If you’re telling a story, the best way to surprise the people who are reading it is to start off by saying how nice and sweet everything was, or what a lovely day it was, and then say that something horrible happened. Like, It was a very beautiful day with sunshine when suddenly the whole town caught fire, and also my cat died. That’s much more alarming than saying It was a dreary, gloomy day with a hint of mystery in the air when suddenly the whole town caught fire, and also my cat died. Because the town catching fire and the dead cat kind of go along with dreariness and gloom. But with sunshine and a blue sky you’re expecting something nice, like robins.
Anyway, before my father got fired, my family was happy and normal and good, like a sunshiny day. I’m talking about last spring now, since that’s where the story starts—during the happy-normal-good time at the end of fourth grade. My family had had an exciting winter. My grandfather, Daddy Bo, had come to live with us for a few months while we looked for an old people’s home for him to move to. By the way, every time I say “old people’s home” Lexie rolls her eyes and corrects me. She says, “It’s called a continuing care retirement community, Pearl” in this 14-year-old voice of hers. Whatever. The place we found is right here in New York City, so Daddy Bo is closer than ever. Plus, he really likes his apartment at The Towers.

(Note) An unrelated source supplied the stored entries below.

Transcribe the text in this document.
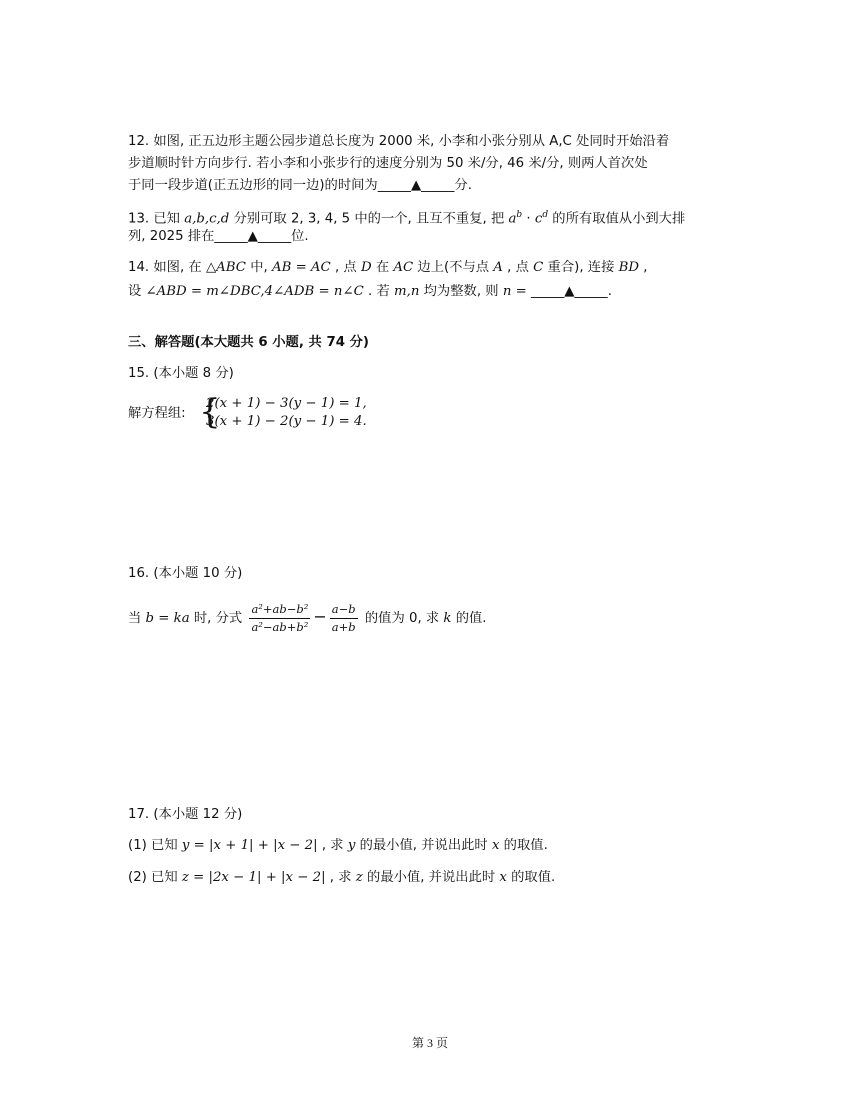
12. 如图, 正五边形主题公园步道总长度为 2000 米, 小李和小张分别从 A,C 处同时开始沿着
步道顺时针方向步行. 若小李和小张步行的速度分别为 50 米/分, 46 米/分, 则两人首次处
于同一段步道(正五边形的同一边)的时间为_____▲_____分.
13. 已知 a,b,c,d 分别可取 2, 3, 4, 5 中的一个, 且互不重复, 把 $a^b \cdot c^d$ 的所有取值从小到大排
列, 2025 排在_____▲_____位.
14. 如图, 在 △ABC 中, AB = AC , 点 D 在 AC 边上(不与点 A , 点 C 重合), 连接 BD ,
设 ∠ABD = m∠DBC,4∠ADB = n∠C . 若 m,n 均为整数, 则 n = _____▲_____.
三、解答题(本大题共 6 小题, 共 74 分)
15. (本小题 8 分)
解方程组: {
2(x + 1) − 3(y − 1) = 1,
3(x + 1) − 2(y − 1) = 4.
16. (本小题 10 分)
当 b = ka 时, 分式 $\frac{\text{a²+ab−b²}}{\text{a²−ab+b²}} - \frac{a-b}{a+b}$ 的值为 0, 求 k 的值.
17. (本小题 12 分)
(1) 已知 y = |x + 1| + |x − 2| , 求 y 的最小值, 并说出此时 x 的取值.
(2) 已知 z = |2x − 1| + |x − 2| , 求 z 的最小值, 并说出此时 x 的取值.
第 3 页
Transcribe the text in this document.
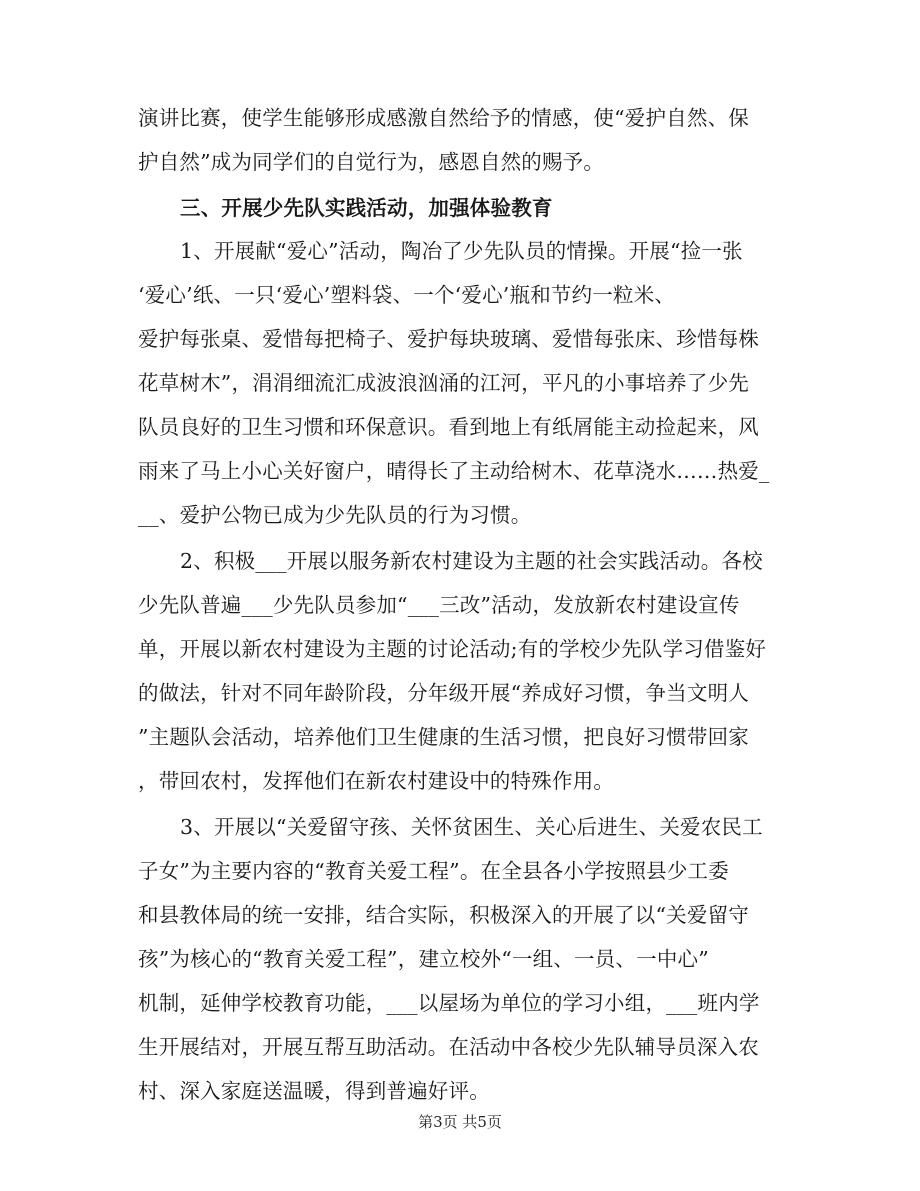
演讲比赛，使学生能够形成感激自然给予的情感，使“爱护自然、保
护自然”成为同学们的自觉行为，感恩自然的赐予。
三、开展少先队实践活动，加强体验教育
1、开展献“爱心”活动，陶冶了少先队员的情操。开展“捡一张
‘爱心’纸、一只‘爱心’塑料袋、一个‘爱心’瓶和节约一粒米、
爱护每张桌、爱惜每把椅子、爱护每块玻璃、爱惜每张床、珍惜每株
花草树木”，涓涓细流汇成波浪汹涌的江河，平凡的小事培养了少先
队员良好的卫生习惯和环保意识。看到地上有纸屑能主动捡起来，风
雨来了马上小心关好窗户，晴得长了主动给树木、花草浇水……热爱_
__、爱护公物已成为少先队员的行为习惯。
2、积极___开展以服务新农村建设为主题的社会实践活动。各校
少先队普遍___少先队员参加“___三改”活动，发放新农村建设宣传
单，开展以新农村建设为主题的讨论活动;有的学校少先队学习借鉴好
的做法，针对不同年龄阶段，分年级开展“养成好习惯，争当文明人
”主题队会活动，培养他们卫生健康的生活习惯，把良好习惯带回家
，带回农村，发挥他们在新农村建设中的特殊作用。
3、开展以“关爱留守孩、关怀贫困生、关心后进生、关爱农民工
子女”为主要内容的“教育关爱工程”。在全县各小学按照县少工委
和县教体局的统一安排，结合实际，积极深入的开展了以“关爱留守
孩”为核心的“教育关爱工程”，建立校外“一组、一员、一中心”
机制，延伸学校教育功能，___以屋场为单位的学习小组，___班内学
生开展结对，开展互帮互助活动。在活动中各校少先队辅导员深入农
村、深入家庭送温暖，得到普遍好评。
第3页 共5页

My favorite part about when Daddy Bo was living with us was that I got to share Lexie’s room since Daddy Bo was staying in mine. Unfortunately, I have to point out that Lexie wasn’t too thrilled with the arrangement. She likes her privacy, and she was used to doing all sorts of interesting teenage things—phoning her many, many best friends; applying makeup, etc., etc., etc.—behind her closed door. Now I had crept into her personal space. I found it fascinating, but Lexie was relieved to have her room back after Daddy Bo moved to The Towers.